For most 20-somethings in good shape, if they did come down with COVID-19 they barely noticed. While the coronavirus hit the elderly or people with a preexisting condition hard, healthy young people were far less likely to be impacted.
But that’s not universal — some younger people got hit hard. Some of them did not survive.
The Celtics’ Evan Fournier, who returned to the court Friday night after missing 10 games, was one of the people hit hard and detailed his experience to Justin Leger of NBC Sports Boston.

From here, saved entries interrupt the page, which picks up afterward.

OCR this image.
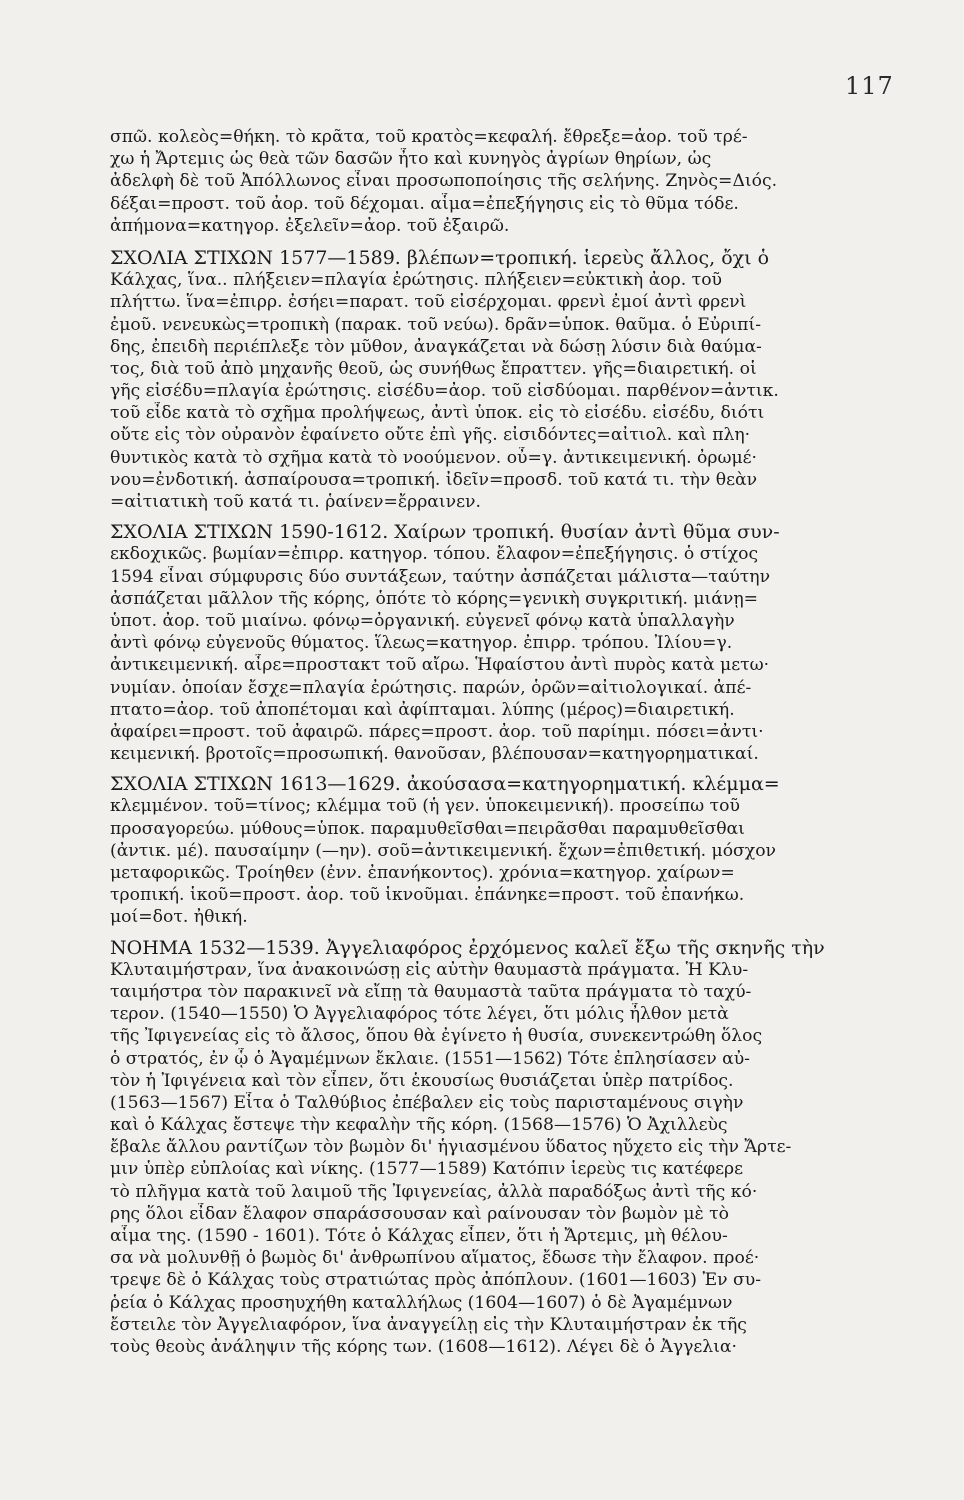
117
σπῶ. κολεὸς=θήκη. τὸ κρᾶτα, τοῦ κρατὸς=κεφαλή. ἔθρεξε=ἀορ. τοῦ τρέ-
χω ἡ Ἄρτεμις ὡς θεὰ τῶν δασῶν ἦτο καὶ κυνηγὸς ἀγρίων θηρίων, ὡς
ἀδελφὴ δὲ τοῦ Ἀπόλλωνος εἶναι προσωποποίησις τῆς σελήνης. Ζηνὸς=Διός.
δέξαι=προστ. τοῦ ἀορ. τοῦ δέχομαι. αἷμα=ἐπεξήγησις εἰς τὸ θῦμα τόδε.
ἀπήμονα=κατηγορ. ἐξελεῖν=ἀορ. τοῦ ἐξαιρῶ.
ΣΧΟΛΙΑ ΣΤΙΧΩΝ 1577—1589. βλέπων=τροπική. ἱερεὺς ἄλλος, ὄχι ὁ
Κάλχας, ἵνα.. πλήξειεν=πλαγία ἐρώτησις. πλήξειεν=εὐκτικὴ ἀορ. τοῦ
πλήττω. ἵνα=ἐπιρρ. ἐσήει=παρατ. τοῦ εἰσέρχομαι. φρενὶ ἐμοί ἀντὶ φρενὶ
ἐμοῦ. νενευκὼς=τροπικὴ (παρακ. τοῦ νεύω). δρᾶν=ὑποκ. θαῦμα. ὁ Εὐριπί-
δης, ἐπειδὴ περιέπλεξε τὸν μῦθον, ἀναγκάζεται νὰ δώσῃ λύσιν διὰ θαύμα-
τος, διὰ τοῦ ἀπὸ μηχανῆς θεοῦ, ὡς συνήθως ἔπραττεν. γῆς=διαιρετική. οἱ
γῆς εἰσέδυ=πλαγία ἐρώτησις. εἰσέδυ=ἀορ. τοῦ εἰσδύομαι. παρθένον=ἀντικ.
τοῦ εἶδε κατὰ τὸ σχῆμα προλήψεως, ἀντὶ ὑποκ. εἰς τὸ εἰσέδυ. εἰσέδυ, διότι
οὔτε εἰς τὸν οὐρανὸν ἐφαίνετο οὔτε ἐπὶ γῆς. εἰσιδόντες=αἰτιολ. καὶ πλη·
θυντικὸς κατὰ τὸ σχῆμα κατὰ τὸ νοούμενον. οὖ=γ. ἀντικειμενική. ὀρωμέ·
νου=ἐνδοτική. ἀσπαίρουσα=τροπική. ἰδεῖν=προσδ. τοῦ κατά τι. τὴν θεὰν
=αἰτιατικὴ τοῦ κατά τι. ῥαίνεν=ἔρραινεν.
ΣΧΟΛΙΑ ΣΤΙΧΩΝ 1590-1612. Χαίρων τροπική. θυσίαν ἀντὶ θῦμα συν-
εκδοχικῶς. βωμίαν=ἐπιρρ. κατηγορ. τόπου. ἔλαφον=ἐπεξήγησις. ὁ στίχος
1594 εἶναι σύμφυρσις δύο συντάξεων, ταύτην ἀσπάζεται μάλιστα—ταύτην
ἀσπάζεται μᾶλλον τῆς κόρης, ὁπότε τὸ κόρης=γενικὴ συγκριτική. μιάνῃ=
ὑποτ. ἀορ. τοῦ μιαίνω. φόνῳ=ὀργανική. εὐγενεῖ φόνῳ κατὰ ὑπαλλαγὴν
ἀντὶ φόνῳ εὐγενοῦς θύματος. ἵλεως=κατηγορ. ἐπιρρ. τρόπου. Ἰλίου=γ.
ἀντικειμενική. αἶρε=προστακτ τοῦ αἴρω. Ἡφαίστου ἀντὶ πυρὸς κατὰ μετω·
νυμίαν. ὁποίαν ἔσχε=πλαγία ἐρώτησις. παρών, ὁρῶν=αἰτιολογικαί. ἀπέ-
πτατο=ἀορ. τοῦ ἀποπέτομαι καὶ ἀφίπταμαι. λύπης (μέρος)=διαιρετική.
ἀφαίρει=προστ. τοῦ ἀφαιρῶ. πάρες=προστ. ἀορ. τοῦ παρίημι. πόσει=ἀντι·
κειμενική. βροτοῖς=προσωπική. θανοῦσαν, βλέπουσαν=κατηγορηματικαί.
ΣΧΟΛΙΑ ΣΤΙΧΩΝ 1613—1629. ἀκούσασα=κατηγορηματική. κλέμμα=
κλεμμένον. τοῦ=τίνος; κλέμμα τοῦ (ἡ γεν. ὑποκειμενική). προσείπω τοῦ
προσαγορεύω. μύθους=ὑποκ. παραμυθεῖσθαι=πειρᾶσθαι παραμυθεῖσθαι
(ἀντικ. μέ). παυσαίμην (—ην). σοῦ=ἀντικειμενική. ἔχων=ἐπιθετική. μόσχον
μεταφορικῶς. Τροίηθεν (ἐνν. ἐπανήκοντος). χρόνια=κατηγορ. χαίρων=
τροπική. ἱκοῦ=προστ. ἀορ. τοῦ ἱκνοῦμαι. ἐπάνηκε=προστ. τοῦ ἐπανήκω.
μοί=δοτ. ἠθική.
ΝΟΗΜΑ 1532—1539. Ἀγγελιαφόρος ἐρχόμενος καλεῖ ἔξω τῆς σκηνῆς τὴν
Κλυταιμήστραν, ἵνα ἀνακοινώσῃ εἰς αὐτὴν θαυμαστὰ πράγματα. Ἡ Κλυ-
ταιμήστρα τὸν παρακινεῖ νὰ εἴπῃ τὰ θαυμαστὰ ταῦτα πράγματα τὸ ταχύ-
τερον. (1540—1550) Ὁ Ἀγγελιαφόρος τότε λέγει, ὅτι μόλις ἦλθον μετὰ
τῆς Ἰφιγενείας εἰς τὸ ἄλσος, ὅπου θὰ ἐγίνετο ἡ θυσία, συνεκεντρώθη ὅλος
ὁ στρατός, ἐν ᾧ ὁ Ἀγαμέμνων ἔκλαιε. (1551—1562) Τότε ἐπλησίασεν αὐ-
τὸν ἡ Ἰφιγένεια καὶ τὸν εἶπεν, ὅτι ἑκουσίως θυσιάζεται ὑπὲρ πατρίδος.
(1563—1567) Εἶτα ὁ Ταλθύβιος ἐπέβαλεν εἰς τοὺς παρισταμένους σιγὴν
καὶ ὁ Κάλχας ἔστεψε τὴν κεφαλὴν τῆς κόρη. (1568—1576) Ὁ Ἀχιλλεὺς
ἔβαλε ἄλλου ραντίζων τὸν βωμὸν δι' ἡγιασμένου ὕδατος ηὔχετο εἰς τὴν Ἄρτε-
μιν ὑπὲρ εὐπλοίας καὶ νίκης. (1577—1589) Κατόπιν ἱερεὺς τις κατέφερε
τὸ πλῆγμα κατὰ τοῦ λαιμοῦ τῆς Ἰφιγενείας, ἀλλὰ παραδόξως ἀντὶ τῆς κό·
ρης ὅλοι εἶδαν ἔλαφον σπαράσσουσαν καὶ ραίνουσαν τὸν βωμὸν μὲ τὸ
αἷμα της. (1590 - 1601). Τότε ὁ Κάλχας εἶπεν, ὅτι ἡ Ἄρτεμις, μὴ θέλου-
σα νὰ μολυνθῇ ὁ βωμὸς δι' ἀνθρωπίνου αἵματος, ἔδωσε τὴν ἔλαφον. προέ·
τρεψε δὲ ὁ Κάλχας τοὺς στρατιώτας πρὸς ἀπόπλουν. (1601—1603) Ἐν συ-
ῥεία ὁ Κάλχας προσηυχήθη καταλλήλως (1604—1607) ὁ δὲ Ἀγαμέμνων
ἔστειλε τὸν Ἀγγελιαφόρον, ἵνα ἀναγγείλῃ εἰς τὴν Κλυταιμήστραν ἐκ τῆς
τοὺς θεοὺς ἀνάληψιν τῆς κόρης των. (1608—1612). Λέγει δὲ ὁ Ἀγγελια·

“My experience — where do I start? The first two days I was doing great, no symptoms at all, and then flu-like symptoms, high fever, really tired, fatigue, all that,” Fournier said. “I honestly stayed in bed and slept for four or five days. The roughest part was ramping up the activity. The last two days of practice was really hard. I had moments where I was doing good and moments where I was exhausted.
“That’s why you have to push through it. You have to do it to feel better. I don’t want to spend another week just ramping up my activity and doing cardio and all that. I need reps with the guys.”
Fournier isn’t the only Celtic feeling the impact of the coronavirus. Jayson Tatum said he still uses an inhaler before games because his breathing hasn’t returned to normal yet. The disease does take its toll on younger people, too.
Fournier looked like a guy who had been out of action and was working on his conditioning on Friday, going 0-of-7 from the floor in Boston’s loss to a shorthanded Brooklyn team. His shooting and conditioning should come back with time, and the Celtics will need his shooting in the final month of the season and into the playoffs.